Die neue Studie zeigt nun keine wesentliche Zunahme rechtsextremer Einstellungen. Dazu gehören die Unterstützung einer rechtsautoritären Diktatur, Chauvinismus, Ausländerfeindlichkeit, Sozialdarwinismus und die Verharmlosung des NS-Regimes. Die meisten Einstellungskriterien haben im einstelligen Bereich eine geringe Verbreitung, die Ausländerfeindlichkeit ist aber mit 22 Prozent ähnlich hoch wie der Chauvinismus mit 17 Prozent. Bezüglich des Vorurteils, dass Ausländer nur hierher kämen, um den Sozialstaat auszunützen, stimmen sogar 40 Prozent der Bevölkerung im Osten und 30 Prozent im Westen zu.

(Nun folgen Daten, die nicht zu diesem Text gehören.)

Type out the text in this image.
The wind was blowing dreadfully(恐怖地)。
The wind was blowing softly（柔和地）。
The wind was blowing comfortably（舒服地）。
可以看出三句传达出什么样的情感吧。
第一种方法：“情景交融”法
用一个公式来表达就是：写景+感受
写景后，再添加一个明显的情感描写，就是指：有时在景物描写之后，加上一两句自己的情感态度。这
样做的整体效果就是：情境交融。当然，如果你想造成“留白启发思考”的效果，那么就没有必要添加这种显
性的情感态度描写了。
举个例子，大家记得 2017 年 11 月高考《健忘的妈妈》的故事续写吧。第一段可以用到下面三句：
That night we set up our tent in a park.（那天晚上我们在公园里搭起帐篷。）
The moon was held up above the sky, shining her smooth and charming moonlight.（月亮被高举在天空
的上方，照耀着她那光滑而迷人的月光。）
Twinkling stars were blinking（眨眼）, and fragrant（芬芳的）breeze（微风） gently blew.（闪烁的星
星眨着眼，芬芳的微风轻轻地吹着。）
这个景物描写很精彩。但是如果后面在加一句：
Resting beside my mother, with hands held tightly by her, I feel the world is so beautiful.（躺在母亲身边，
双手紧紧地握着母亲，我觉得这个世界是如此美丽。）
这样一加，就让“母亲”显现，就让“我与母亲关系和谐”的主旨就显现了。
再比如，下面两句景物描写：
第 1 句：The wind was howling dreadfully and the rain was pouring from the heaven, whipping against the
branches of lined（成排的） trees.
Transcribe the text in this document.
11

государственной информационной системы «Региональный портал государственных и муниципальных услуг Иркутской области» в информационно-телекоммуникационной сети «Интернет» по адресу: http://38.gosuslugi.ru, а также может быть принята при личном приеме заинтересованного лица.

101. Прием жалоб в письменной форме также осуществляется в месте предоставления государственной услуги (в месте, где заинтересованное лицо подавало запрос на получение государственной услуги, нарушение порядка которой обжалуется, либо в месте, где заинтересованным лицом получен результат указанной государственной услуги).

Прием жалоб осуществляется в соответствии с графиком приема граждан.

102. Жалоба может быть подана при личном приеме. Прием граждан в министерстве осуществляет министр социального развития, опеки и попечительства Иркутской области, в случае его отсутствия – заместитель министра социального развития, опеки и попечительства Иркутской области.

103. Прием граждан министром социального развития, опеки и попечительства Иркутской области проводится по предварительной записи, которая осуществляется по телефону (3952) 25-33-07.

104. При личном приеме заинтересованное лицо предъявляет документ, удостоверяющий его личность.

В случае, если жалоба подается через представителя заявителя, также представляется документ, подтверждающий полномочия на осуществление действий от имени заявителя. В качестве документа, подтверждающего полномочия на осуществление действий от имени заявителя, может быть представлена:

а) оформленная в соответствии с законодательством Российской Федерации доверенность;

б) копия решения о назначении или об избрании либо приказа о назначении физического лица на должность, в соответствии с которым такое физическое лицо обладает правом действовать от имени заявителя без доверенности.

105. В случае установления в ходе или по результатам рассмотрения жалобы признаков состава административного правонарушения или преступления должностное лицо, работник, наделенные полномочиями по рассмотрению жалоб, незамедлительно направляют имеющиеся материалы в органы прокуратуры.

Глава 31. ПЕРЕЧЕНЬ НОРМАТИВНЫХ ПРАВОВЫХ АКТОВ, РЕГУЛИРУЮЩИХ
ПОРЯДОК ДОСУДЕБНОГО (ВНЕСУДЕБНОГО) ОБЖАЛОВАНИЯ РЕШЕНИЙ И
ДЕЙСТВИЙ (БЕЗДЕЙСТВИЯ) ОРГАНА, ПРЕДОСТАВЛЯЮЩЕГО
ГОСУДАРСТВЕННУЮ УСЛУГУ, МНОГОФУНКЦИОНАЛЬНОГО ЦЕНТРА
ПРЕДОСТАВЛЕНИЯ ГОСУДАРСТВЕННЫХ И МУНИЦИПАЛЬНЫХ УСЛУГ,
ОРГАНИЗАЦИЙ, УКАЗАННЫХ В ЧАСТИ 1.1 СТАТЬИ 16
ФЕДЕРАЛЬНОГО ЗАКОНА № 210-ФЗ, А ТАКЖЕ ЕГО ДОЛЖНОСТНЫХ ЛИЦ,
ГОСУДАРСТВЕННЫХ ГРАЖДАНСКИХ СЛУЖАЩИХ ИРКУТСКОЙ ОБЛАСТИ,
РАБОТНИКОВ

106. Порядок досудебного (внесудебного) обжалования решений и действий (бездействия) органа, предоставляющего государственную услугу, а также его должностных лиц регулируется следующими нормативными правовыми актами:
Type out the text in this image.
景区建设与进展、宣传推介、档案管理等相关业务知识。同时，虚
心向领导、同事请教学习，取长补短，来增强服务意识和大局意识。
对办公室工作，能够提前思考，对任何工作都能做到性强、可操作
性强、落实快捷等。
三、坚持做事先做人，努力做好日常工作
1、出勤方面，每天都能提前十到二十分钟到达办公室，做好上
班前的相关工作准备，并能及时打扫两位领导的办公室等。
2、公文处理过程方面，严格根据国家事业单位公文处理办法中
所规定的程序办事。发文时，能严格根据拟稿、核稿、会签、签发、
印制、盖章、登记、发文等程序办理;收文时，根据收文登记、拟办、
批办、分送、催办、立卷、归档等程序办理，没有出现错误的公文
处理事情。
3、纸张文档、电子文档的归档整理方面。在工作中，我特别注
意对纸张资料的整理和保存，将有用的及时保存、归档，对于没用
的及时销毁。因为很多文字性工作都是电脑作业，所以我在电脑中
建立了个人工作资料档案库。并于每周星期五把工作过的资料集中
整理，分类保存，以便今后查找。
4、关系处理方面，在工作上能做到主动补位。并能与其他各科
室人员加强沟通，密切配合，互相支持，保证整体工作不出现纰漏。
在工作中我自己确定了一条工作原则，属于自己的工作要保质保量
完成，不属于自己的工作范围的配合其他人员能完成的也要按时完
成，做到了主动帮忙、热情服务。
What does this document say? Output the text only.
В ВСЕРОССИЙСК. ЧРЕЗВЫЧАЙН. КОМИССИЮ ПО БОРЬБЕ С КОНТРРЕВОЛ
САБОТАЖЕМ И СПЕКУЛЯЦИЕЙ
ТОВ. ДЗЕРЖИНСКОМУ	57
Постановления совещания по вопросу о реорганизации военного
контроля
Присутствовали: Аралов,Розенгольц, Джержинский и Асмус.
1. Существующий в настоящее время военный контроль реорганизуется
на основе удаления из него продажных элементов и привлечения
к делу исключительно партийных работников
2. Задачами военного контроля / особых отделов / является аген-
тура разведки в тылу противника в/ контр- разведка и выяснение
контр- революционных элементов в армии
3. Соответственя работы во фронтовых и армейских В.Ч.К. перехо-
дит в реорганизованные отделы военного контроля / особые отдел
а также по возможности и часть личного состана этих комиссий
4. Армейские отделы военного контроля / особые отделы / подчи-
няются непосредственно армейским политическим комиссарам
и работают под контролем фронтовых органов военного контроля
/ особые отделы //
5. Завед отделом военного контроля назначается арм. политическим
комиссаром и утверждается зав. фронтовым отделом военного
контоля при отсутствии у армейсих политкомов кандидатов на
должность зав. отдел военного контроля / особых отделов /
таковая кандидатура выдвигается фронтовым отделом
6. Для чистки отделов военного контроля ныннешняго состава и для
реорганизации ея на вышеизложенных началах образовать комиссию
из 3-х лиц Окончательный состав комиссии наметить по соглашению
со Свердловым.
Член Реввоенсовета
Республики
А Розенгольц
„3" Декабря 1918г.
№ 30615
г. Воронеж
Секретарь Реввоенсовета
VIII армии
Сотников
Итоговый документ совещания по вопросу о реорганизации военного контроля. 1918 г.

In den vergangenen Jahren wählten Menschen mit rechtsextremen Einstellungen überwiegend die großen Volksparteien CDU und SPD, selten die faschistische NPD. 2014 hatten Forscher die AfD als neuen politischen Anker für rechtsextremes Potential gesehen. Tatsächlich ist diese Prognose eingetreten. Besonders bei Ausländerfeindlichkeit und Chauvinismus findet sich eine große Anfälligkeit in der Wählerschaft der AfD. Das zeigt sich besonders bei der Betrachtung der Islamfeindschaft, die sich in großen Teilen der Bevölkerung findet, bei AfD-Wählern aber bei 86 Prozent liegt.

Wer Bücher verbrennt, verbrennt am Ende auch Menschen, hatte einst Heinrich Heine gewarnt. Heute brennen nicht Synagogen, wie vor fast 80 Jahren, sondern Flüchtlingsheime. Nur ein Bruchteil dieser Verbrechen wurde bisher aufgeklärt. Deren Täter kommen, wie einst, aus allen Schichten der Bevölkerung.

Nach dem Einzug der rechtspopulistischen AfD in den neunten Landtag müssen wir uns fragen, ob die Saat von neuem Rassismus, von Nationalismus und Chauvinismus, von Liebäugeln mit einer Diktatur, von antisemitischen und antiislamischen Vorurteilen wieder aufgeht.

Wir müssen uns auch fragen, warum von 94% der Bevölkerung, die in der Demokratie eine gute Idee sehen, nur 50 % der Menschen sie in Deutschland gut umgesetzt sehen.

Deutschland verändert sich gerade. Diese Veränderung sollte uns wachrütteln.